LONDON: UK manufacturers could inject an additional £2.56bn into the UK economy, cut energy consumption by nearly a third (31.6%) and boost their energy resilience by increasing investment in energy technology over the course of the next decade, finds a new report by Barclays.
The Barclays Corporate Banking report, Powering On: Energy Resilience in UK Manufacturing, examines current attitudes of UK manufacturers towards energy supply and management, and models how manufacturers could reduce their energy demand.
The research shows a growing concern about the availability, reliability and cost of energy with more than a quarter of UK manufacturers surveyed (27%) saying that energy supply is more of a concern to their business now than at the start of 2016. These concerns have come to the fore as manufacturers feel squeezed by increases in the price of other raw materials, greater competitive pressure in the sector, and 28% of those who said their business is more concerned said this is because they are worried about the eventual impact of the UK leaving the European Union.
Mike Rigby, Head of Manufacturing, Transport and Logistics at Barclays, said: “Energy resilience and costs are vital considerations for UK manufacturers and are a critical element of our manufacturing sector’s ability to compete internationally.
“In recent months, attention has focused on the future of energy supply but we need to look at all aspects of energy. By considering energy management on the demand side in intensive sectors such as manufacturing, we can ensure the UK remains competitive.”
Chief among manufacturers’ concerns today are energy prices, with 75% of respondents citing this as a worry. Almost half (46%) of manufacturers also believe that they are vulnerable to the effects of significant energy price increases.
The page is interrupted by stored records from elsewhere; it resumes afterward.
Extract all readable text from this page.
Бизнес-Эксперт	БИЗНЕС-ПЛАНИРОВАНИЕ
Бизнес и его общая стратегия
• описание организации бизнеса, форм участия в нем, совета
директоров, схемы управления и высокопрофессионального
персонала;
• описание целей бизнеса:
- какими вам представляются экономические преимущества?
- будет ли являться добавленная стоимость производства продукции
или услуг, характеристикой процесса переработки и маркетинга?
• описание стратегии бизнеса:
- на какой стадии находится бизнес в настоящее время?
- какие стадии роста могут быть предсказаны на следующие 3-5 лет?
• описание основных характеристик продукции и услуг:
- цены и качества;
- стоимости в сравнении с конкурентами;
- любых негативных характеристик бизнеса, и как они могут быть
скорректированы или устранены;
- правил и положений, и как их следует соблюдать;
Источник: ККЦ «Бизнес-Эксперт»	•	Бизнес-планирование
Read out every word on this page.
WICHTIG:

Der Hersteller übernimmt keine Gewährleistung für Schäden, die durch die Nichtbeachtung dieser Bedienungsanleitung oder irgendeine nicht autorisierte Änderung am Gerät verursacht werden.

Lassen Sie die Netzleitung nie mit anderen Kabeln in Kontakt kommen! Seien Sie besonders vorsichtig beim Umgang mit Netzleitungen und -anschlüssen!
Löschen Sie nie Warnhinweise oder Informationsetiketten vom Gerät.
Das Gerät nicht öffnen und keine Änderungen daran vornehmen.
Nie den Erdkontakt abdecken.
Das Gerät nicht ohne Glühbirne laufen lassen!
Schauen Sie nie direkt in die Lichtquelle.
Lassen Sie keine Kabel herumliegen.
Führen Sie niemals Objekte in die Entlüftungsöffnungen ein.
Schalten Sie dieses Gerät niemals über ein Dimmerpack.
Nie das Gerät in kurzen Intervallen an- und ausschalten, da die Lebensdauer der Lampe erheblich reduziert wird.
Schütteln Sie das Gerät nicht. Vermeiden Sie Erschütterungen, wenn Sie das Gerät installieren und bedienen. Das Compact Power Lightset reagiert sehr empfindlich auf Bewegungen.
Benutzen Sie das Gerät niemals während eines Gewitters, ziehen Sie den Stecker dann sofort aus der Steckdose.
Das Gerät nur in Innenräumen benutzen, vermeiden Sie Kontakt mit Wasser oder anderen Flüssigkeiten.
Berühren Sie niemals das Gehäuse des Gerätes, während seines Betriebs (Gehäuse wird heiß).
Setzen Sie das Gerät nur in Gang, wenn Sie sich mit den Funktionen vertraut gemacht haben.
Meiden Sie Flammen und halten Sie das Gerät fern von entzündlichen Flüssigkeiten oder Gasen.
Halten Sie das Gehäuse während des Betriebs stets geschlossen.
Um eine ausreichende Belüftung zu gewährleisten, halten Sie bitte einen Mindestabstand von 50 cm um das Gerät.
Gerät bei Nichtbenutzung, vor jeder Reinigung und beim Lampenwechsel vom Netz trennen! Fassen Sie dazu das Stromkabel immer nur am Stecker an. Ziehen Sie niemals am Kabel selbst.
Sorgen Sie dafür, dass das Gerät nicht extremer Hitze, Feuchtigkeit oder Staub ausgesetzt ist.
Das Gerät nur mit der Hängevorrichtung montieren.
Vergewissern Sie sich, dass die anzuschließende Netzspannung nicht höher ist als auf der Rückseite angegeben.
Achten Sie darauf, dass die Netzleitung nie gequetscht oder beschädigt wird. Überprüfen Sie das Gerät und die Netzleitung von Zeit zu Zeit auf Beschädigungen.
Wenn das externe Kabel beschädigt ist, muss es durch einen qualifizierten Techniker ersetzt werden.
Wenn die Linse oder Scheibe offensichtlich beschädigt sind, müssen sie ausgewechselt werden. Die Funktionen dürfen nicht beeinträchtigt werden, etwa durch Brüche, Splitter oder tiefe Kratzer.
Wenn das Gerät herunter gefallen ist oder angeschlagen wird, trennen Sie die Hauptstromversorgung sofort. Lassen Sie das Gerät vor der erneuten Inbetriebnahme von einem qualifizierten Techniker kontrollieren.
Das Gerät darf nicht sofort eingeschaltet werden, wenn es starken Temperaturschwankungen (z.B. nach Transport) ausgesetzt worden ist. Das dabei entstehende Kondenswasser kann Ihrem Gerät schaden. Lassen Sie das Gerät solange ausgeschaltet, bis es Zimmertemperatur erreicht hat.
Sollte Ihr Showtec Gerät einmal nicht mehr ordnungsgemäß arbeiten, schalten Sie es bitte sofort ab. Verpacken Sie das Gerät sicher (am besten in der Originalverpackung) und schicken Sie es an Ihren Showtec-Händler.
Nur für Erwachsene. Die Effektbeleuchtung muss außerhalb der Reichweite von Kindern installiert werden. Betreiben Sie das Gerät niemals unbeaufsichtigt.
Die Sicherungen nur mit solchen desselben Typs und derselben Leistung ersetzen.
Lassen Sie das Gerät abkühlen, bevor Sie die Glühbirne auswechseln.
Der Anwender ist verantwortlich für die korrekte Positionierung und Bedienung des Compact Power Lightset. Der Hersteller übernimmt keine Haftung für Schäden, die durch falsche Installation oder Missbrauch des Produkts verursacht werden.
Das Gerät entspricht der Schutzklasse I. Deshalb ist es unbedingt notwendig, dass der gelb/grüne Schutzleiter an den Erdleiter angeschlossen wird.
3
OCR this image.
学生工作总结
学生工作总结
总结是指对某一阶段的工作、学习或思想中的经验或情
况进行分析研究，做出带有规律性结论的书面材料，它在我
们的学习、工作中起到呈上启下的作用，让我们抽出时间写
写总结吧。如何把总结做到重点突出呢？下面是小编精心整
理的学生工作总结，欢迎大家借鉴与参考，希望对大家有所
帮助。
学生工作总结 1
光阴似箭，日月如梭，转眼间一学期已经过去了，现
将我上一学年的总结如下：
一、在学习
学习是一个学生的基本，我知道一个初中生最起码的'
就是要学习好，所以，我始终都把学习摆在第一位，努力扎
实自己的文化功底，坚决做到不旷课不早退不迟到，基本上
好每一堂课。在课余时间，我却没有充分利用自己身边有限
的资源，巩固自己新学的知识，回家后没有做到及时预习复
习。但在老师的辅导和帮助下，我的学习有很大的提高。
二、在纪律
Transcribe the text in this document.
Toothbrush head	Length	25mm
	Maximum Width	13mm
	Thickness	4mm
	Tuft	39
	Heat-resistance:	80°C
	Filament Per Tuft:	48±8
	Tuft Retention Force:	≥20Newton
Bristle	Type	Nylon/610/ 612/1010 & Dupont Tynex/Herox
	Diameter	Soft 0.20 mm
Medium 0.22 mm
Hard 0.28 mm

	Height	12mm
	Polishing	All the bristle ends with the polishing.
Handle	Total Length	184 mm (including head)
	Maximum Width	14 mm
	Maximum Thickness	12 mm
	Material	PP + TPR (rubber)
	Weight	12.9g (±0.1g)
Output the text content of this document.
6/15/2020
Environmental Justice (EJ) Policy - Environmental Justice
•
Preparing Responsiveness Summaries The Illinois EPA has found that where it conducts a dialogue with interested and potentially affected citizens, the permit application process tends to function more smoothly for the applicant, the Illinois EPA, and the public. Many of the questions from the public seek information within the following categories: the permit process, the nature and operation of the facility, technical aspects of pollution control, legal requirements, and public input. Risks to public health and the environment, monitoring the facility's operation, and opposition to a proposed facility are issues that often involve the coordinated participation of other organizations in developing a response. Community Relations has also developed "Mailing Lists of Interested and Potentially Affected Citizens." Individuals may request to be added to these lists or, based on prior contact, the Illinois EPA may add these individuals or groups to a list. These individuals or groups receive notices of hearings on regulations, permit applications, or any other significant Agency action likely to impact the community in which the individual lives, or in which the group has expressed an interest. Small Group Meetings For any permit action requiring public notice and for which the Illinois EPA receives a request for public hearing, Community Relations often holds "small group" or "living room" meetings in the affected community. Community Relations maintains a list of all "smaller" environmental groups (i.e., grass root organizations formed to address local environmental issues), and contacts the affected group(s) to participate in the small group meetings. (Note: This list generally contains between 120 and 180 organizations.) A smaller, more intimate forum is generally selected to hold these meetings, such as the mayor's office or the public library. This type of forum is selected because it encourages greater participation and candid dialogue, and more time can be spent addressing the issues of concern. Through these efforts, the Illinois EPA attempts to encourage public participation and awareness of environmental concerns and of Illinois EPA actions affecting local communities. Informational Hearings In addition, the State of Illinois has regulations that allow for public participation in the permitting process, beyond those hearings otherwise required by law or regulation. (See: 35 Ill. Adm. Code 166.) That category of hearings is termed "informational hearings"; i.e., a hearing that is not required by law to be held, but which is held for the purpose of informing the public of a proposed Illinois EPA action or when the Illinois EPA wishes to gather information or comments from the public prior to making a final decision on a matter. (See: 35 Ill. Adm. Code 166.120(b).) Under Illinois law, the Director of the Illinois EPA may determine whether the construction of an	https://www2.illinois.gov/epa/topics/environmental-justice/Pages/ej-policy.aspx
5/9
Reliability and availability of energy is also a worry with 58% and 45% of manufacturers citing these as concerns respectively.
Longer term, manufacturers are concerned that energy shortages will occur, with more than half expecting these in the next ten years. Most of the sector (63%) believes that they are vulnerable to energy shortages, arguing that current preparations are likely to be insufficient. In addition, a majority (60%) also believe that the risk of cost increases and supply disruption will increase if the amount of energy the UK imports increases.